The Tarkwa Bay jeopardy is just another pointer to a failed humanity

When Nigerians (who are often in underserved communities and are barely able to get by) are asked to evacuate the places they call home either for radical gentrification purposes they can no longer gain access to or sometimes for protracted infrastructural development, these evacuation notices aren’t always immediately acted upon.

Why? There are simply no alternatives provided or support from the people leading these displacements and yes this has been normalized, but no, it is not okay.

The recent mass evacuation of the residents of Tarkwa Bay speaks aptly to this very disturbing condition. The residents who were forced to bundle their lives together under two hours while soldiers fired into the air (with the possibility of a stray bullet injuring unarmed and frantic residents) are made up mostly of the vast Nigerians living below the poverty line or floating precariously above it. These people have been sighted with the meagrr materials that once held their lives in place, sleeping under bridges and naturally increasing Lagos’ rising housing problem and the homeless people it births every day.

To be honest, the circumstances under which the Tarkwa Bay residents were evicted matters less than the devastating situations the government, charged with the responsibility of protecting lives and properties, is putting these people through. In their silence and in their inactivity towards providing alternatives for these people who desperately need them.

This begs the question, to which we honestly already know the answer, of who the government really stands for. Not the people apparently. Not the people who are unable to get good jobs and afford comfortable lives yet are expected to somehow find accommodation for themselves without prior notice, in a city where gentrification has shot rent up to inaccessible heights.
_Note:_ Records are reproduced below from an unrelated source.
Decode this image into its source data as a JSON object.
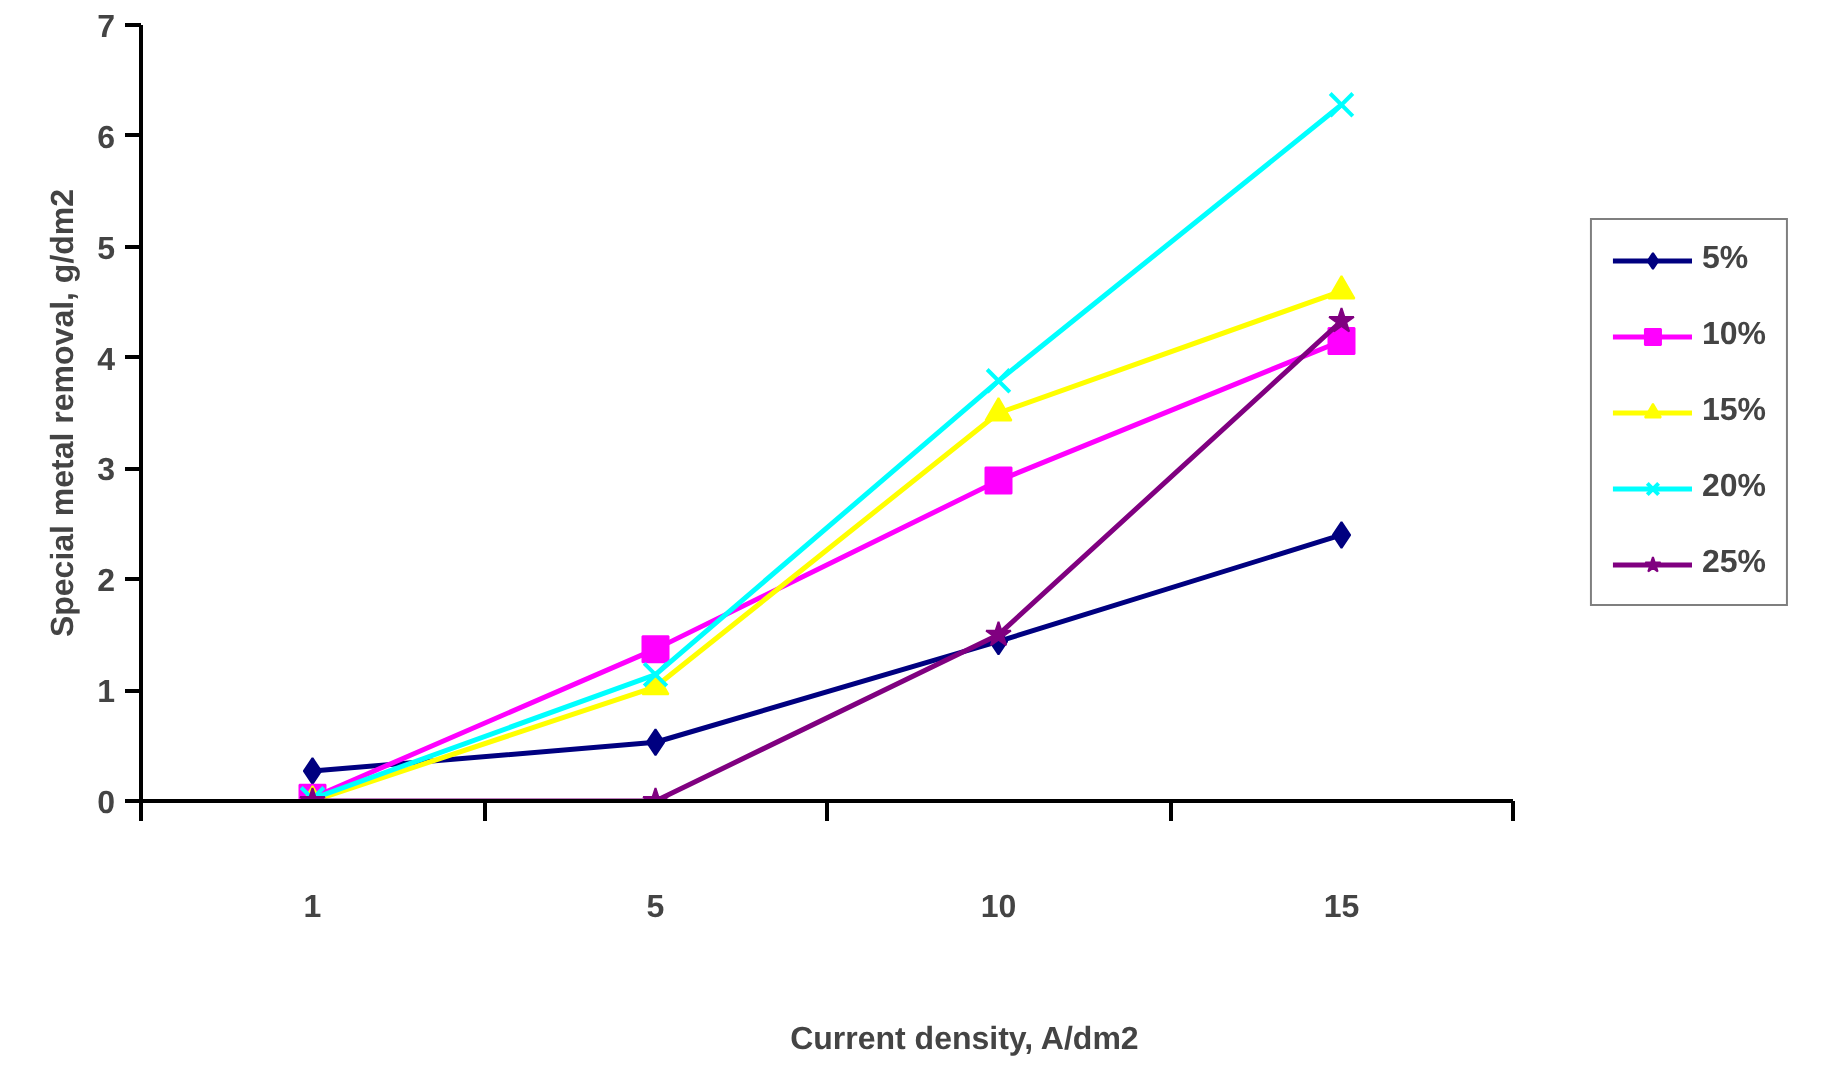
{
  "chart_data": {
    "type": "line",
    "xlabel": "Current density, A/dm2",
    "ylabel": "Special metal removal, g/dm2",
    "categories": [
      "1",
      "5",
      "10",
      "15"
    ],
    "ylim": [
      0,
      7
    ],
    "yticks": [
      0,
      1,
      2,
      3,
      4,
      5,
      6,
      7
    ],
    "grid": false,
    "legend": "right",
    "series": [
      {
        "name": "5%",
        "color": "#000080",
        "marker": "diamond",
        "values": [
          0.27,
          0.53,
          1.44,
          2.4
        ]
      },
      {
        "name": "10%",
        "color": "#ff00ff",
        "marker": "square",
        "values": [
          0.03,
          1.37,
          2.89,
          4.15
        ]
      },
      {
        "name": "15%",
        "color": "#ffff00",
        "marker": "triangle",
        "values": [
          0,
          1.03,
          3.5,
          4.6
        ]
      },
      {
        "name": "20%",
        "color": "#00ffff",
        "marker": "cross",
        "values": [
          0.02,
          1.14,
          3.79,
          6.28
        ]
      },
      {
        "name": "25%",
        "color": "#800080",
        "marker": "star",
        "values": [
          0,
          0,
          1.5,
          4.33
        ]
      }
    ]
  }
}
The people of Tarkwa Bay do not deserve this. The children who will be scarred from this betrayal, the parents who will have to work harder to find new living spaces, that is if they are able to find work in the first place.

Our government removes the human, the bodies, hopes, dreams, and struggles of the people at the center of their vicious policies and that isn’t just heartbreaking. It is a reminder of how much safety and insulation we can be allowed depending on our economic class or if the government approves the clinical wipe-out of humans so as to have loftier structures only elites can afford in their place.